Republican Sen. John Kennedy of Louisiana said Thursday he will vote his conscience on President Trump's judicial nominees even if it means he gets put on "double secret probation."

"I think we’re all going to vote our conscience, I know I am," Kennedy said during Thursday's Senate Judiciary Committee hearing. "If that gets me put on double secret probation, so be it."

Kennedy on Thursday voted to advance three federal appeals court nominees, who survived the committee vote and are pending before the full Senate.

After voting against one federal appeals court nominee in a full Senate vote, publicly opposing another federal judicial nominee, and slowing Kyle Duncan's nomination to the 5th Circuit Court of Appeals in New Orleans last month, Kennedy reversed course.

Kennedy announced his decision to support Duncan's nomination as pressure mounted from influential conservatives, such as Family Research Council President Tony Perkins and Louisiana Attorney General Jeff Landry. The Family Research Council is a prominent, socially conservative lobbying group.
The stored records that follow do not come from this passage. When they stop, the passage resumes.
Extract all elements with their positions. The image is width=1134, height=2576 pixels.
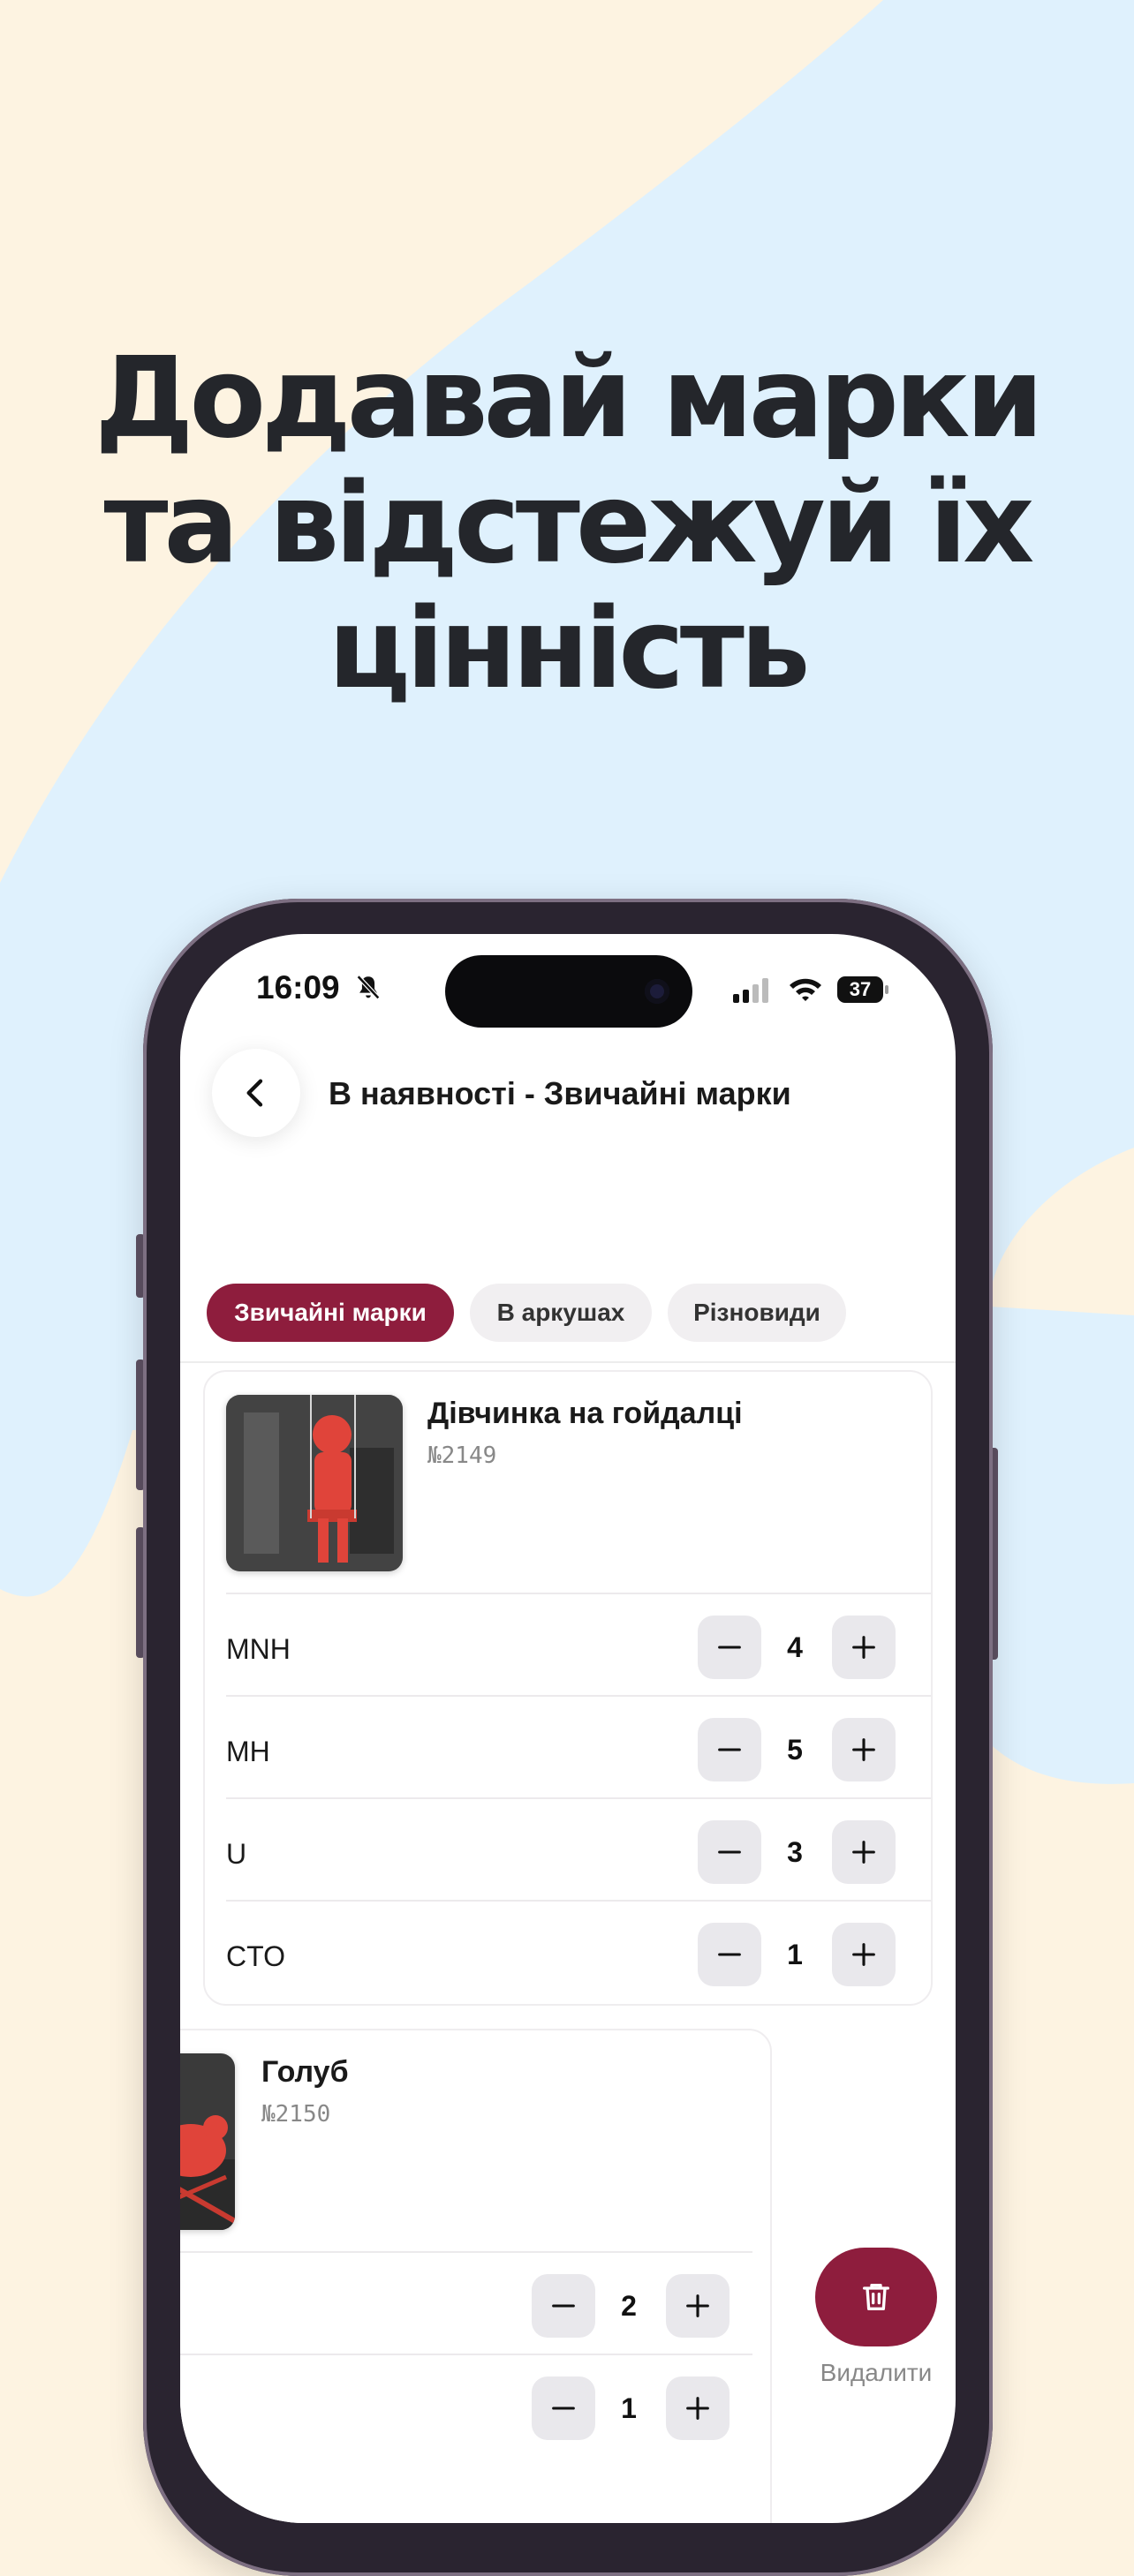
increment-button[interactable]: [832, 1923, 896, 1986]
headline-line-1: Додавай марки: [94, 333, 1044, 463]
plus-icon: [852, 1636, 875, 1659]
headline-line-2: та відстежуй їх: [103, 458, 1035, 588]
phone-screen: 16:09 37 В наявності - Звичайні марки Зв…: [180, 934, 956, 2523]
delete-button[interactable]: [815, 2248, 937, 2346]
minus-icon: [718, 1850, 741, 1854]
tab-varieties[interactable]: Різновиди: [668, 1284, 846, 1342]
stamp-number: №2150: [261, 2101, 331, 2128]
tab-regular-stamps[interactable]: Звичайні марки: [207, 1284, 454, 1342]
stamp-card[interactable]: Голуб №2150 2 1: [180, 2029, 772, 2523]
minus-icon: [718, 1748, 741, 1751]
condition-label: CTO: [226, 1940, 285, 1972]
row-divider: [180, 2354, 752, 2355]
condition-label: U: [226, 1838, 247, 1870]
stamp-image: [180, 2053, 235, 2230]
decrement-button[interactable]: [698, 1820, 761, 1884]
stamp-card[interactable]: Дівчинка на гойдалці №2149 MNH 4 MH 5 U …: [203, 1370, 933, 2006]
stamp-title: Голуб: [261, 2055, 349, 2089]
plus-icon: [852, 1841, 875, 1864]
plus-icon: [852, 1738, 875, 1761]
decrement-button[interactable]: [698, 1923, 761, 1986]
bell-slash-icon: [356, 975, 381, 1000]
minus-icon: [552, 2304, 575, 2308]
increment-button[interactable]: [832, 1820, 896, 1884]
chevron-left-icon: [246, 1079, 263, 1107]
quantity-value: 2: [621, 2290, 637, 2322]
row-divider: [226, 1593, 931, 1594]
tab-in-sheets[interactable]: В аркушах: [470, 1284, 652, 1342]
stamp-number: №2149: [427, 1442, 497, 1469]
battery-icon: 37: [837, 976, 888, 1003]
increment-button[interactable]: [666, 2274, 730, 2338]
row-divider: [226, 1900, 931, 1902]
quantity-value: 3: [787, 1836, 803, 1868]
decrement-button[interactable]: [532, 2274, 595, 2338]
stamp-title: Дівчинка на гойдалці: [427, 1397, 743, 1430]
quantity-value: 4: [787, 1631, 803, 1663]
plus-icon: [852, 1943, 875, 1966]
decrement-button[interactable]: [698, 1616, 761, 1679]
plus-icon: [686, 2397, 709, 2420]
increment-button[interactable]: [832, 1718, 896, 1781]
wifi-icon: [790, 978, 821, 1001]
decrement-button[interactable]: [532, 2376, 595, 2440]
condition-label: MH: [226, 1736, 270, 1767]
camera-icon: [645, 979, 669, 1004]
minus-icon: [718, 1646, 741, 1649]
minus-icon: [718, 1953, 741, 1956]
status-time: 16:09: [256, 969, 340, 1006]
nav-title: В наявності - Звичайні марки: [329, 1075, 791, 1111]
promo-headline: Додавай марки та відстежуй їх цінність: [0, 335, 1134, 712]
delete-label: Видалити: [820, 2359, 933, 2386]
quantity-value: 1: [787, 1939, 803, 1970]
tabs-divider: [180, 1361, 956, 1363]
quantity-value: 1: [621, 2392, 637, 2424]
plus-icon: [686, 2294, 709, 2317]
row-divider: [226, 1797, 931, 1799]
row-divider: [226, 1695, 931, 1697]
back-button[interactable]: [212, 1049, 300, 1137]
headline-line-3: цінність: [328, 584, 810, 713]
condition-label: MNH: [226, 1633, 291, 1665]
quantity-value: 5: [787, 1734, 803, 1766]
signal-icon: [733, 978, 768, 1003]
stamp-image: [226, 1395, 403, 1571]
minus-icon: [552, 2407, 575, 2410]
increment-button[interactable]: [666, 2376, 730, 2440]
decrement-button[interactable]: [698, 1718, 761, 1781]
dynamic-island: [445, 955, 692, 1028]
row-divider: [180, 2251, 752, 2253]
trash-icon: [863, 2284, 889, 2310]
increment-button[interactable]: [832, 1616, 896, 1679]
On Thursday, Kennedy gave examples of the kinds of pressure he could face that would not cause him to change his vote on Trump's judicial nominees.

"If [voting my conscience] means somebody comes to my office and says if you don’t vote in a particular way — hypothetically, of course — if somebody from the private sector comes to my office and says if you don’t vote in a particular way, then you’ll never raise another campaign dollar in this town again; hypothetically if that happens to me, my response is going to be you need to call somebody who cares what you think," Kennedy said. "And I think that’s going to be the response of everybody on this committee."

Kennedy also told Senate Judiciary Committee Chairman Chuck Grassley: "I’m going to start reviewing the FBI background checks on all of our nominees particularly for the courts of appeal, and I thank you and your staff for making that information available to me."

Kennedy did not explain why he made that comment.